The Coral Gables restaurant where I work part-time as a bartender is a corporate one, subject to corporate decision-making, and we just recently got briefed on the new policy from upstairs that forbids any use of the word “no” when dealing with customers. Even “no problem” in response to someone saying thanks. The reasoning is that the word just sounds abrasive to begin with (curt, forbidding) but also it suggests agency on the part of the business, like we’re here for something other than service, that there are things the restaurant will and won’t allow, services we will and won’t provide.
Calls to mind the e.e. cummings, his poem “i sing of Olaf glad and big”
Olaf(upon what were once knees) / does almost ceaselessly repeat / “there is some shit I will not eat”
e.e. cummings
Last week after serving a curt and forbidding family of eight that tipped $7 on their $200 tab I asked my manager if it’d be possible to implement what seems like the fairly common requirement of 18% gratuity on parties of eight or more.
He said no there’s no chance of that ever happening.
A case could’ve been argued but he dished his answer with a sympathetic look of total certainty, one that flexed how he too is subject to the whims of corporate governance that cares little for the client and less for the worker and all but entirely for the Dollar Herself. My manager’s only 25 and he works over 50 hours a week but he doesn’t have health insurance because the corporate plan he’s offered costs $300 a month and his salary isn’t enough that he can afford it (clever trick).

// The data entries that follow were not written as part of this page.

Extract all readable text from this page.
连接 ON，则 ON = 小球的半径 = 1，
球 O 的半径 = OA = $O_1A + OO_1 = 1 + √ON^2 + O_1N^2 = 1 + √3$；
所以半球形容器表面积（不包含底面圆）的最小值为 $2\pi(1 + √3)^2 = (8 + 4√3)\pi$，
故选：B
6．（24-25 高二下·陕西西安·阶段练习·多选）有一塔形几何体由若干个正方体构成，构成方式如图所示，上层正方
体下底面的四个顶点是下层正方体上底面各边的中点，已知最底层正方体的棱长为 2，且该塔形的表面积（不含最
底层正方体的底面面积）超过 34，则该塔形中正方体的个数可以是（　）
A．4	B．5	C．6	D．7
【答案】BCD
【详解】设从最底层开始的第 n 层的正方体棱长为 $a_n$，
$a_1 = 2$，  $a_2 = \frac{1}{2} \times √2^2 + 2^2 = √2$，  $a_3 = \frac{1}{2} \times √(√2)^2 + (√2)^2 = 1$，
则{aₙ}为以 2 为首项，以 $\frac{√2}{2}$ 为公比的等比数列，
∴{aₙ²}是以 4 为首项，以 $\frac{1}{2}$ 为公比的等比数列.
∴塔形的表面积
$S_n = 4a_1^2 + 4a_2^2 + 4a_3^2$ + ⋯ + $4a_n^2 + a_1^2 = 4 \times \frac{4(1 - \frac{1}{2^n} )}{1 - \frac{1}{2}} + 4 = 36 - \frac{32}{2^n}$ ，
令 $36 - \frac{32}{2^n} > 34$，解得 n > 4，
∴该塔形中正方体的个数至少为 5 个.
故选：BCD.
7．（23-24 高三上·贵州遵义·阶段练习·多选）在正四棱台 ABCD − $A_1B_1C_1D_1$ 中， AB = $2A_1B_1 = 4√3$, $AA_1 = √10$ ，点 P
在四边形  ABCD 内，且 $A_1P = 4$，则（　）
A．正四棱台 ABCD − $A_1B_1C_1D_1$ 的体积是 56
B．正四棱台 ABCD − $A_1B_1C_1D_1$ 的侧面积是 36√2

That party of eight, the ones who tipped about 4%, the first topping they requested on one of their three large pizzas, was corn.
I said, “I’m sorry, sir, we don’t have corn.”
He blinked at me. “You don’t have corn.”
Without even thinking about it I said, “No, I’m sorry, no corn.”
Broke the rules twice in just a single sentence.
It’s a talent one cultivates only with many years of writing, reading.